For those of us made miserable by the 4-year mistake that was the Donald Trump presidency, there’s nothing better than seeing him flail about helplessly, our febrile democratic checks finally providing an exit ramp to this nightmare. I had always eschewed Trump/Nazi comparisons, mainly because they detract from the awfulness of American history in favor of grafting on another racist society. But if there’s one thing I have found similar from reading The Rise and Fall of the Third Reich, it’s that there were many exit ramps to Adolf Hitler, yet as he sought to consolidate power, the Government, and then the elites, and finally the generals decided, for whatever selfish reasons, to remain silent. Such was the case here.

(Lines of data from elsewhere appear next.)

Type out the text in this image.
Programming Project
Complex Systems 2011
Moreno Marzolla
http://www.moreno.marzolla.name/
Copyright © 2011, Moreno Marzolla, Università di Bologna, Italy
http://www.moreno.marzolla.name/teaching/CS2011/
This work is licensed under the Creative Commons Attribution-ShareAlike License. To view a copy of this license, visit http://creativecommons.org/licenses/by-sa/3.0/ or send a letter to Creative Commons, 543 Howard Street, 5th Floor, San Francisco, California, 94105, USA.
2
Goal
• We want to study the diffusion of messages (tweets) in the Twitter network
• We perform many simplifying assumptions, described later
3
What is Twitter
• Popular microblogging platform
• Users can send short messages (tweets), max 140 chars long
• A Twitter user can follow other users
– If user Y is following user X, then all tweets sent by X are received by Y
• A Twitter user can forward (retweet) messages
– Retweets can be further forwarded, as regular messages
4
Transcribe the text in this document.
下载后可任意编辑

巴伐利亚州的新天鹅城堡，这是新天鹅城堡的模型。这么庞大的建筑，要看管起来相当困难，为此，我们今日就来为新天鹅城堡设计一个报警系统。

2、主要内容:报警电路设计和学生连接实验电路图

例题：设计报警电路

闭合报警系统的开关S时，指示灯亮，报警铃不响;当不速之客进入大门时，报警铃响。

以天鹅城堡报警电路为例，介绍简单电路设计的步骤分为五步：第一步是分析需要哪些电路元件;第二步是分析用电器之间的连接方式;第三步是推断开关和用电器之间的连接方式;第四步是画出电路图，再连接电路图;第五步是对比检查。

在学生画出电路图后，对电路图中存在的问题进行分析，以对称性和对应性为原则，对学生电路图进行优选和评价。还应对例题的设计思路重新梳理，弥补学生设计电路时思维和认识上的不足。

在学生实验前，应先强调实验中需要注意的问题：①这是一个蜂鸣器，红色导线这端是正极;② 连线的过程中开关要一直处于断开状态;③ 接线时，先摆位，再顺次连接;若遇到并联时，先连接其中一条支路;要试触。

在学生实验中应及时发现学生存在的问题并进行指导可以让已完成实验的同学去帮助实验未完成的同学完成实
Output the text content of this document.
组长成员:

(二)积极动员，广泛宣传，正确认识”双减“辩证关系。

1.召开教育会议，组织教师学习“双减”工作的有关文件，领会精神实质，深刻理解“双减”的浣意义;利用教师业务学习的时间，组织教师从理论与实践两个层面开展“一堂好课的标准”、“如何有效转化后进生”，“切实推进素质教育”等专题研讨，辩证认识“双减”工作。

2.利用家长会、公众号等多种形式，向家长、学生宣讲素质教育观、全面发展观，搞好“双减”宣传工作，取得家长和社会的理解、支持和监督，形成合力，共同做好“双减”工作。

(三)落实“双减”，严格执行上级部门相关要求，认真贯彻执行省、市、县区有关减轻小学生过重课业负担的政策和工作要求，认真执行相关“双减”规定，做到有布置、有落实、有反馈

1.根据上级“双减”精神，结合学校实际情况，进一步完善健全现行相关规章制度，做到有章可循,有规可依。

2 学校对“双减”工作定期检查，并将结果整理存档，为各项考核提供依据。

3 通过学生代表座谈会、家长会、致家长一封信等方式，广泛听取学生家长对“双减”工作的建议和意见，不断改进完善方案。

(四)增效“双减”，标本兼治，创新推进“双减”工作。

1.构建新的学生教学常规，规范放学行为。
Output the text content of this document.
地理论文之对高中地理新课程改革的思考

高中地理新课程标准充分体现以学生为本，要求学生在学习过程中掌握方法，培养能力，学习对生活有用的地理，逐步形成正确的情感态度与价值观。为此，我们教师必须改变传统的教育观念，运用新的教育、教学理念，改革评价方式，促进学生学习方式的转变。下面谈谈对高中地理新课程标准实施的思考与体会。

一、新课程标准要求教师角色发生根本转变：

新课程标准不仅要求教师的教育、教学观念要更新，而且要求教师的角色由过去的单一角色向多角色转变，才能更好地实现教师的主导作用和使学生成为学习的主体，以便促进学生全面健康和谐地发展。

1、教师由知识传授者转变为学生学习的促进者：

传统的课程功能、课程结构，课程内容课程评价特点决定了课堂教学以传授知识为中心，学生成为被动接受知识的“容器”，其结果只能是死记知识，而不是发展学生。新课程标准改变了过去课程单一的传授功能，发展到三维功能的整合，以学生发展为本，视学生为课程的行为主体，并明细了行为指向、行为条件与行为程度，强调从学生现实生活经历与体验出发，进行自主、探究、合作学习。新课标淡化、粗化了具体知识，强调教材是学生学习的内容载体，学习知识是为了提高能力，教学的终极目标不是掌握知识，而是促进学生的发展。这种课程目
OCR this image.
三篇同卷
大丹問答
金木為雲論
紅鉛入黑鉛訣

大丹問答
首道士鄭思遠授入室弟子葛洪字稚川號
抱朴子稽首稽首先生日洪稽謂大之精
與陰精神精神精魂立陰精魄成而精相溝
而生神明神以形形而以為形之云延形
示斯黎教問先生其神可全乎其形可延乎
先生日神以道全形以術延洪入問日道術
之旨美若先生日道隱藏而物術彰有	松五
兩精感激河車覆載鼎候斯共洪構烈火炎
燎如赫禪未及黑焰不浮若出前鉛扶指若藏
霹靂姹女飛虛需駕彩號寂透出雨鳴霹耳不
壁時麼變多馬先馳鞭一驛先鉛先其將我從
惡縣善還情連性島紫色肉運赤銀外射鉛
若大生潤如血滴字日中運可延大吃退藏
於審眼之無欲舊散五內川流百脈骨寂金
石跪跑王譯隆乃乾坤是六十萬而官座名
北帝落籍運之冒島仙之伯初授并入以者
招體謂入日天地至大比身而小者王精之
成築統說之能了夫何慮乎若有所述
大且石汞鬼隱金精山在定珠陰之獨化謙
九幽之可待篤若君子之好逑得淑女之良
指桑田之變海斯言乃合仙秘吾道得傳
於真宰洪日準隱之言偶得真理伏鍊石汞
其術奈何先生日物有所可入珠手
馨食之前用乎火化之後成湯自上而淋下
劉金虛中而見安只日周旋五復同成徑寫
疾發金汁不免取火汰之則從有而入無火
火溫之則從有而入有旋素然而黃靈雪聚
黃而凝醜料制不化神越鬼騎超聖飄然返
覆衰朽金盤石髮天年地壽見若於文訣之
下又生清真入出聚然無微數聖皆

Because as laughable as it was that Trump was relying on bottom-of-the-barrel lawyers and fringe conspiracy theorists, you could sense the undercurrent of danger throughout the tale. Your supporters will believe whatever you tell them to, Mr. President. This was said as an encouragement to mask up during the coronavirus but Trump used it, oh did he use it, to perpetuate the big lie.
Thus, January 6.
Like 9/11 and 11/7/16, I have no real desire to relive that date. Parts of the recounting, I confess to have skipped over. I’m just reminded time and time again how whiteness gets a pass in our society.
The book itself? Eh. Some fly-on-the-wall convos but nothing you couldn’t have read or divined already. And a lot are Michael Wolff’s personal observations on the affair, which I could care less because Michael Wolff sucks. I hate that I so desperately love to read about Donald Trump but rarely have I found a good book about him. This ain’t it either.